Hara played the widowed daughter-in-law of an elderly couple who come
to visit their children in Tokyo, but find tenderness and devotion only
in the woman who married their son, a casualty of the war. "Like Garbo,
Hara came to represent an ideal of womanliness, nobility and
generosity," David Thomson wrote in The New Biographical Dictionary of
Film. And like Garbo, she held her public at a distance. Not long after
working with Ozu on his penultimate film, "The End of Summer" (1961),
she left the cinema abruptly, implying, in her final news conference,
that she had acted in films only to help support her large extended
family. She lived the rest of her life in seclusion in Kamakura.
Takashi Kondo, deputy culture editor of Yomiuri Shimbun, recalled on
the newspaper's English-language website that he had visited her home
several times, only to be turned away by a relative who told him,
"She's here and in good health" and "She doesn't give any interviews.
One of his reporters, he said, did coax a few words out of Ms. Hara in
a 1992 telephone conversation. "I was not the only star shining," she
told him. "Back then, everyone was shining. Masae Aida was born on June
17, 1920, in Yokohama. She was given a stage name when she began
working at age 15 for Nikkatsu Studios, having dropped out of high
school with the encouragement of her brother-in-law, the director
Hisatora Kumagai. She made her debut in "Do Not Hesitate, Young Folks!
Her flair for portraying tragic heroines with an inflexible sense of
duty made her an ideal star in wartime films like "The Suicide Troops
of the Watchtower" (1942), directed by Tadashi Imai, with whom she
would later make "The Green Mountains" (1949), and "Toward the Decisive
Battle in the Sky," directed by Kunio Watanabe.
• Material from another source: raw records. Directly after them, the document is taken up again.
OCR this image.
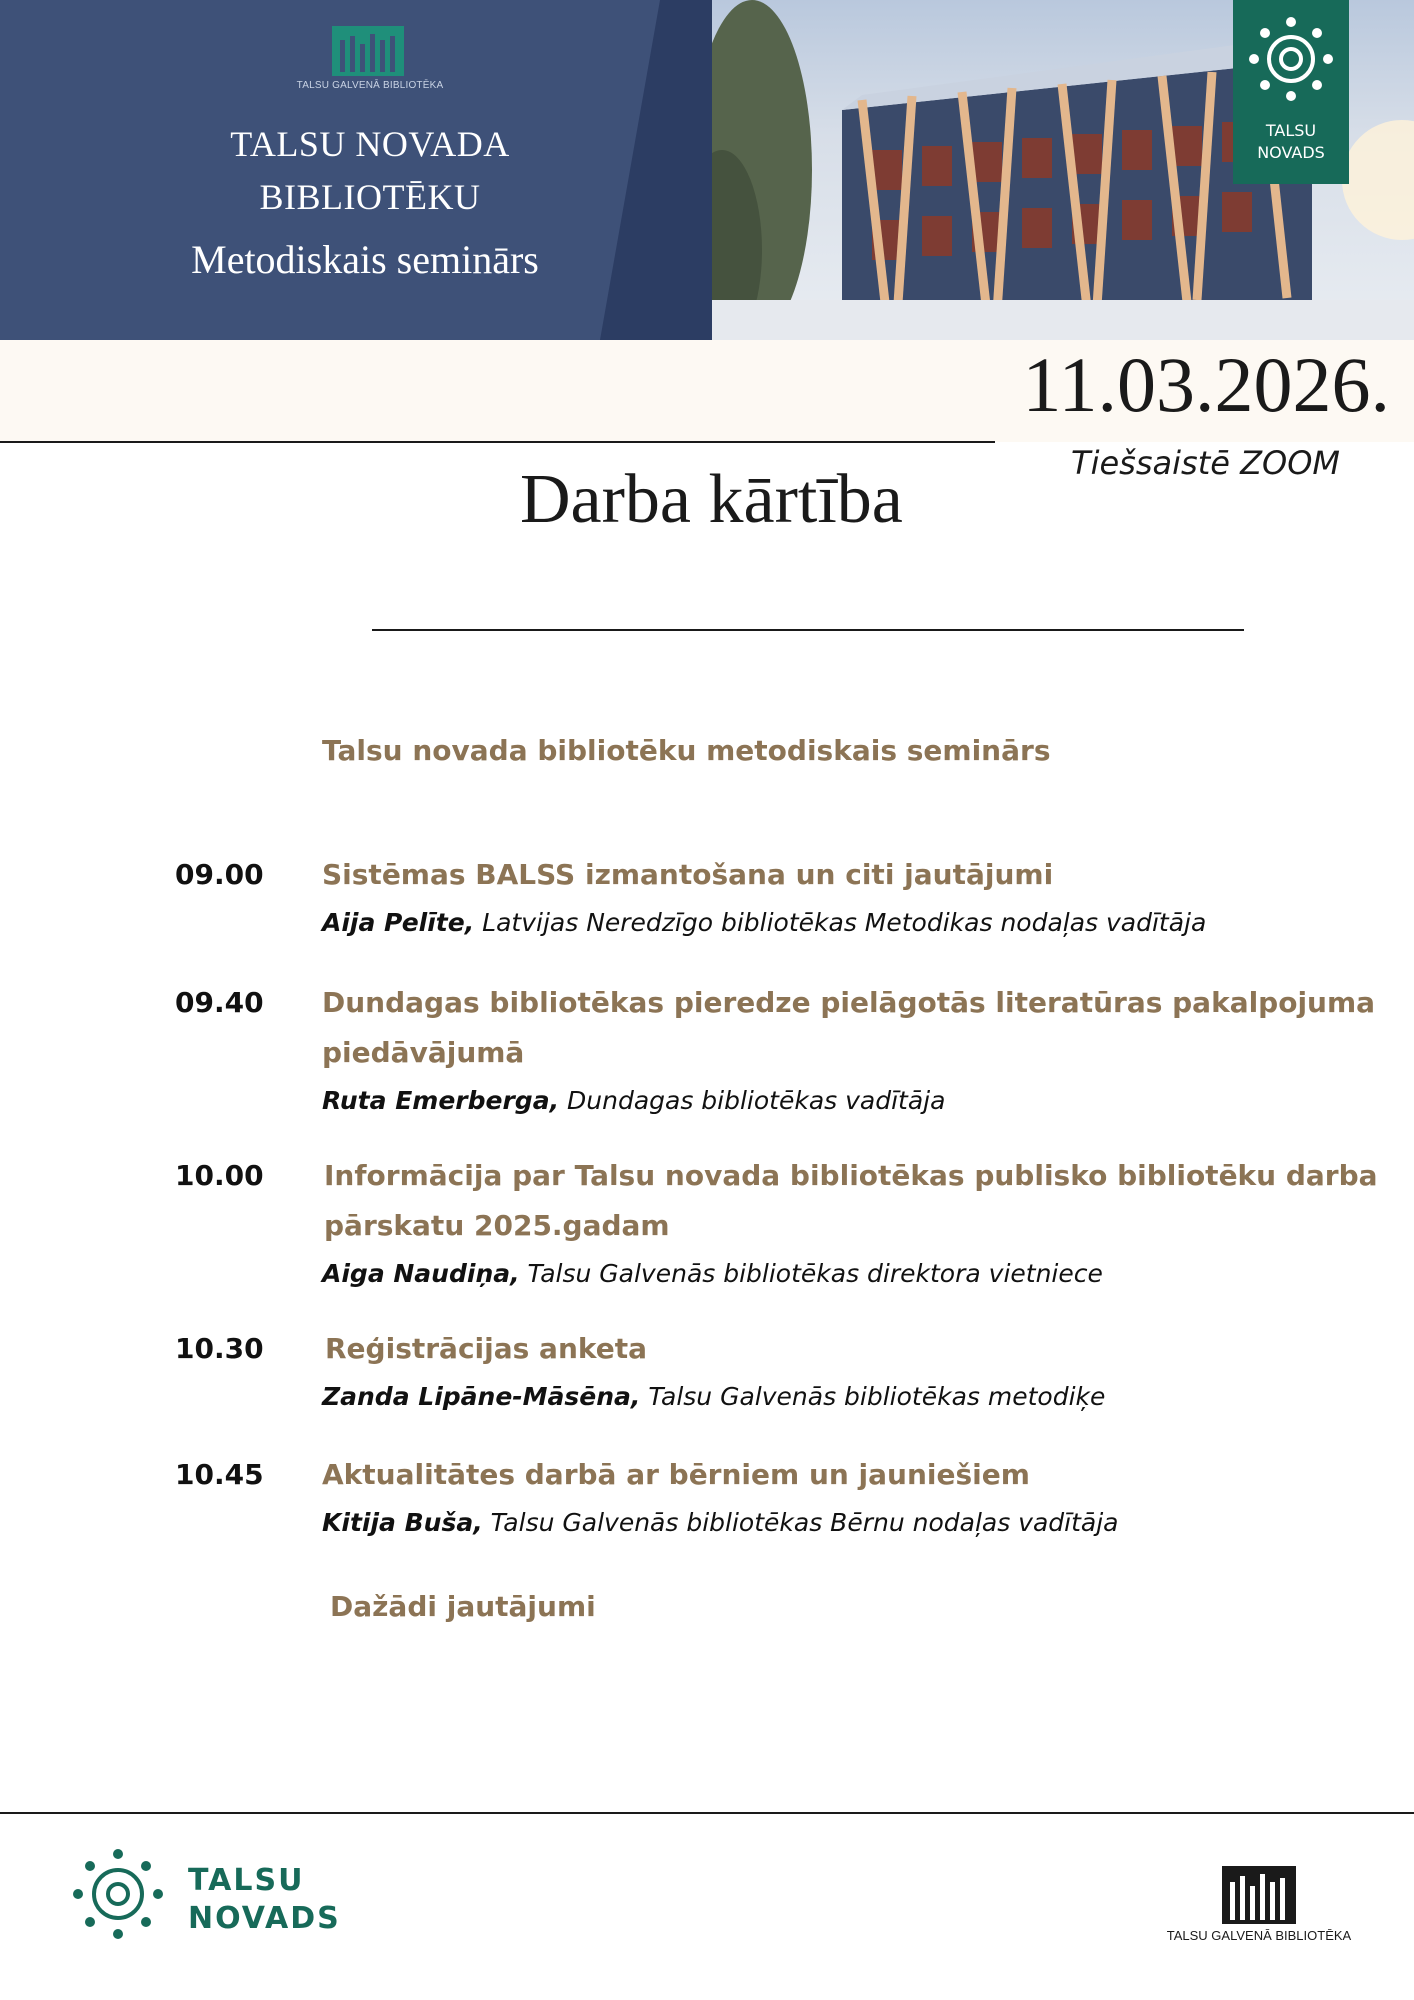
TALSU GALVENĀ BIBLIOTĒKA
TALSU NOVADA
BIBLIOTĒKU
Metodiskais seminārs
TALSU
NOVADS
11.03.2026.
Tiešsaistē ZOOM
Darba kārtība
Talsu novada bibliotēku metodiskais seminārs
09.00	Sistēmas BALSS izmantošana un citi jautājumi
Aija Pelīte, Latvijas Neredzīgo bibliotēkas Metodikas nodaļas vadītāja
09.40	Dundagas bibliotēkas pieredze pielāgotās literatūras pakalpojuma piedāvājumā
Ruta Emerberga, Dundagas bibliotēkas vadītāja
10.00	Informācija par Talsu novada bibliotēkas publisko bibliotēku darba pārskatu 2025.gadam
Aiga Naudiņa, Talsu Galvenās bibliotēkas direktora vietniece
10.30	Reģistrācijas anketa
Zanda Lipāne-Māsēna, Talsu Galvenās bibliotēkas metodiķe
10.45	Aktualitātes darbā ar bērniem un jauniešiem
Kitija Buša, Talsu Galvenās bibliotēkas Bērnu nodaļas vadītāja
Dažādi jautājumi
TALSU
NOVADS	TALSU GALVENĀ BIBLIOTĒKA
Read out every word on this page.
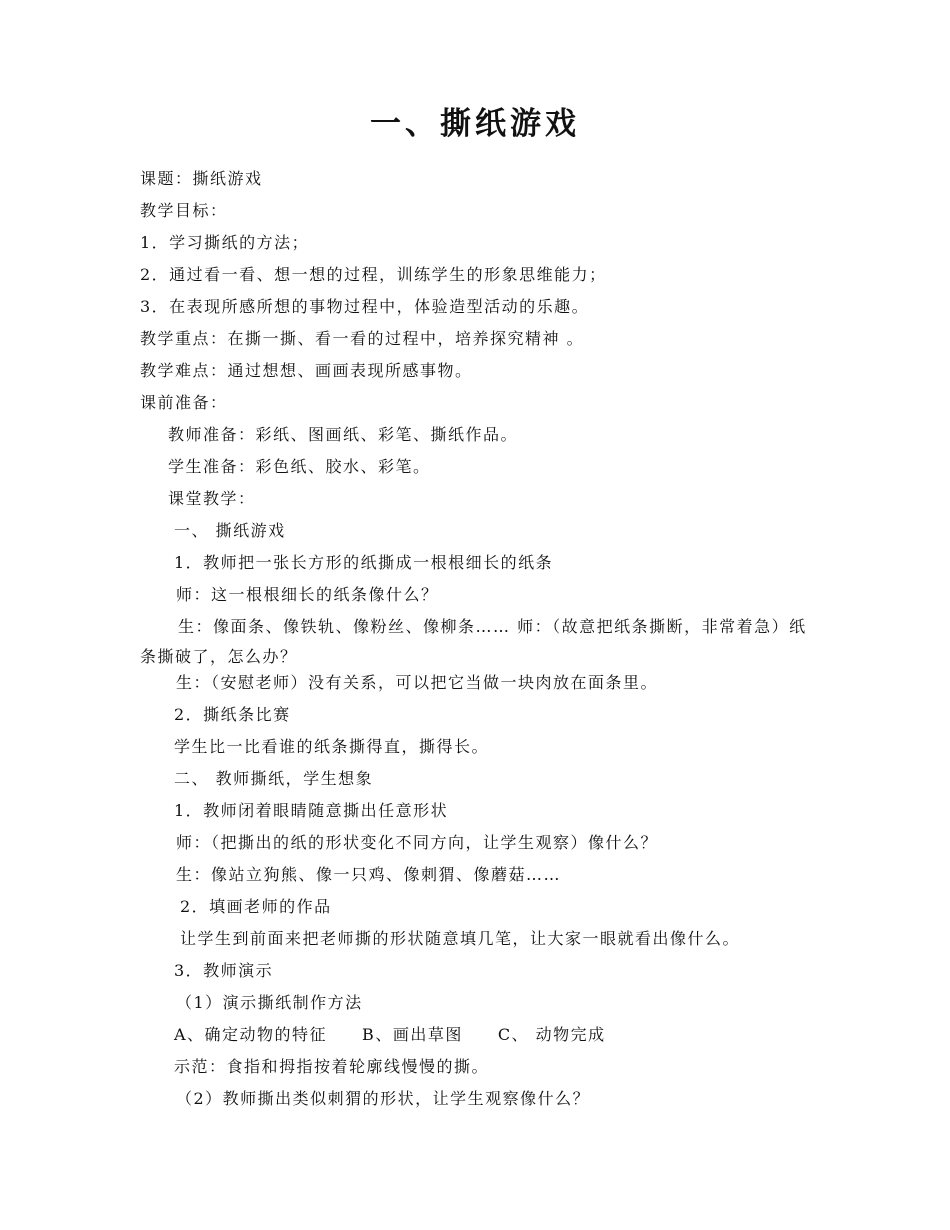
一、撕纸游戏
课题：撕纸游戏
教学目标：
1．学习撕纸的方法；
2．通过看一看、想一想的过程，训练学生的形象思维能力；
3．在表现所感所想的事物过程中，体验造型活动的乐趣。
教学重点：在撕一撕、看一看的过程中，培养探究精神 。
教学难点：通过想想、画画表现所感事物。
课前准备：
教师准备：彩纸、图画纸、彩笔、撕纸作品。
学生准备：彩色纸、胶水、彩笔。
课堂教学：
一、 撕纸游戏
1．教师把一张长方形的纸撕成一根根细长的纸条
师：这一根根细长的纸条像什么？
生：像面条、像铁轨、像粉丝、像柳条…… 师：（故意把纸条撕断，非常着急）纸条撕破了，怎么办？
生：（安慰老师）没有关系，可以把它当做一块肉放在面条里。
2．撕纸条比赛
学生比一比看谁的纸条撕得直，撕得长。
二、 教师撕纸，学生想象
1．教师闭着眼睛随意撕出任意形状
师：（把撕出的纸的形状变化不同方向，让学生观察）像什么？
生：像站立狗熊、像一只鸡、像刺猬、像蘑菇……
2．填画老师的作品
让学生到前面来把老师撕的形状随意填几笔，让大家一眼就看出像什么。
3．教师演示
（1）演示撕纸制作方法
A、确定动物的特征　　B、画出草图　　C、 动物完成
示范：食指和拇指按着轮廓线慢慢的撕。
（2）教师撕出类似刺猬的形状，让学生观察像什么？
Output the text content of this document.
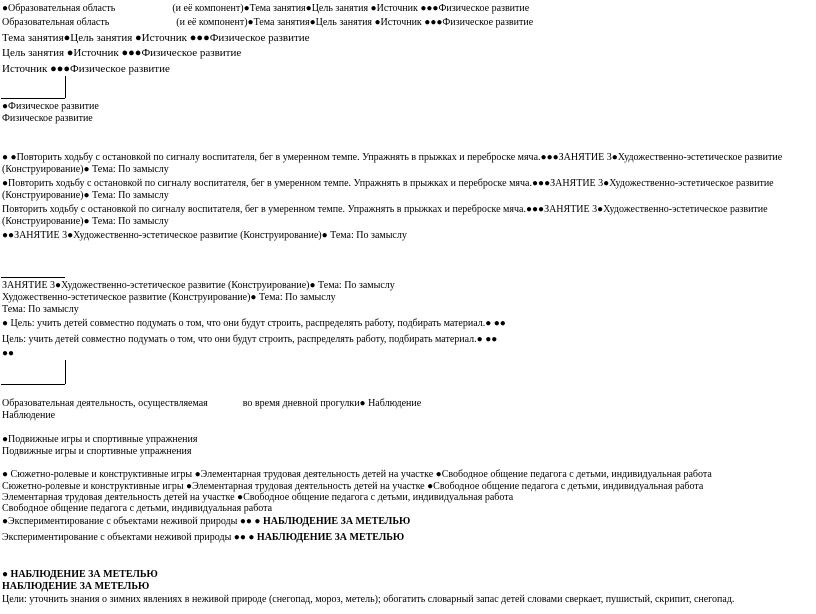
●Образовательная область	(и её компонент)●Тема занятия●Цель занятия ●Источник ●●●Физическое развитие
Образовательная область	(и её компонент)●Тема занятия●Цель занятия ●Источник ●●●Физическое развитие
Тема занятия●Цель занятия ●Источник ●●●Физическое развитие
Цель занятия ●Источник ●●●Физическое развитие
Источник ●●●Физическое развитие
●Физическое развитие
Физическое развитие
● ●Повторить ходьбу с остановкой по сигналу воспитателя, бег в умеренном темпе. Упражнять в прыжках и переброске мяча.●●●ЗАНЯТИЕ 3●Художественно-эстетическое развитие
(Конструирование)● Тема: По замыслу
●Повторить ходьбу с остановкой по сигналу воспитателя, бег в умеренном темпе. Упражнять в прыжках и переброске мяча.●●●ЗАНЯТИЕ 3●Художественно-эстетическое развитие
(Конструирование)● Тема: По замыслу
Повторить ходьбу с остановкой по сигналу воспитателя, бег в умеренном темпе. Упражнять в прыжках и переброске мяча.●●●ЗАНЯТИЕ 3●Художественно-эстетическое развитие
(Конструирование)● Тема: По замыслу
●●ЗАНЯТИЕ 3●Художественно-эстетическое развитие (Конструирование)● Тема: По замыслу
ЗАНЯТИЕ 3●Художественно-эстетическое развитие (Конструирование)● Тема: По замыслу
Художественно-эстетическое развитие (Конструирование)● Тема: По замыслу
Тема: По замыслу
● Цель: учить детей совместно подумать о том, что они будут строить, распределять работу, подбирать материал.● ●●
Цель: учить детей совместно подумать о том, что они будут строить, распределять работу, подбирать материал.● ●●
●●
Образовательная деятельность, осуществляемая	во время дневной прогулки● Наблюдение
Наблюдение
●Подвижные игры и спортивные упражнения
Подвижные игры и спортивные упражнения
● Сюжетно-ролевые и конструктивные игры ●Элементарная трудовая деятельность детей на участке ●Свободное общение педагога с детьми, индивидуальная работа
Сюжетно-ролевые и конструктивные игры ●Элементарная трудовая деятельность детей на участке ●Свободное общение педагога с детьми, индивидуальная работа
Элементарная трудовая деятельность детей на участке ●Свободное общение педагога с детьми, индивидуальная работа
Свободное общение педагога с детьми, индивидуальная работа
●Экспериментирование с объектами неживой природы ●● ● НАБЛЮДЕНИЕ ЗА МЕТЕЛЬЮ
Экспериментирование с объектами неживой природы ●● ● НАБЛЮДЕНИЕ ЗА МЕТЕЛЬЮ
● НАБЛЮДЕНИЕ ЗА МЕТЕЛЬЮ
НАБЛЮДЕНИЕ ЗА МЕТЕЛЬЮ
Цели: уточнить знания о зимних явлениях в неживой природе (снегопад, мороз, метель); обогатить словарный запас детей словами сверкает, пушистый, скрипит, снегопад.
Her wartime films were
featured in March in a series at the Japan Society, "The Most
Beautiful: The War Films of Shirley Yamaguchi and Setsuko Hara.
Yamaguchi died last year. Two of her films captured the rigors of the
immediate postwar years and the possibility of renewal amid the ruins.
In "A Ball at the Anjo House" (1947), directed by Kimisaburo Yoshimura,
Ms. Hara played the daughter in a cultured family, ruined by the war,
that must give up its mansion and find a new way to live. A more
satiric role came in Keisuke Kinoshita's "Here's to the Girls" (1949),
in which she was the daughter of a down-at-the-heels aristocratic
family, and was romantically paired with an uncouth factory owner.
"Every Japanese actor can play the role of a soldier, and every
Japanese actress can play the role of a prostitute to some extent," Ozu
said of her. "However, it is rare to find an actress who can play the
role of a daughter from a good family. Ms. Hara, who never married and
leaves no survivors, made more than 100 films.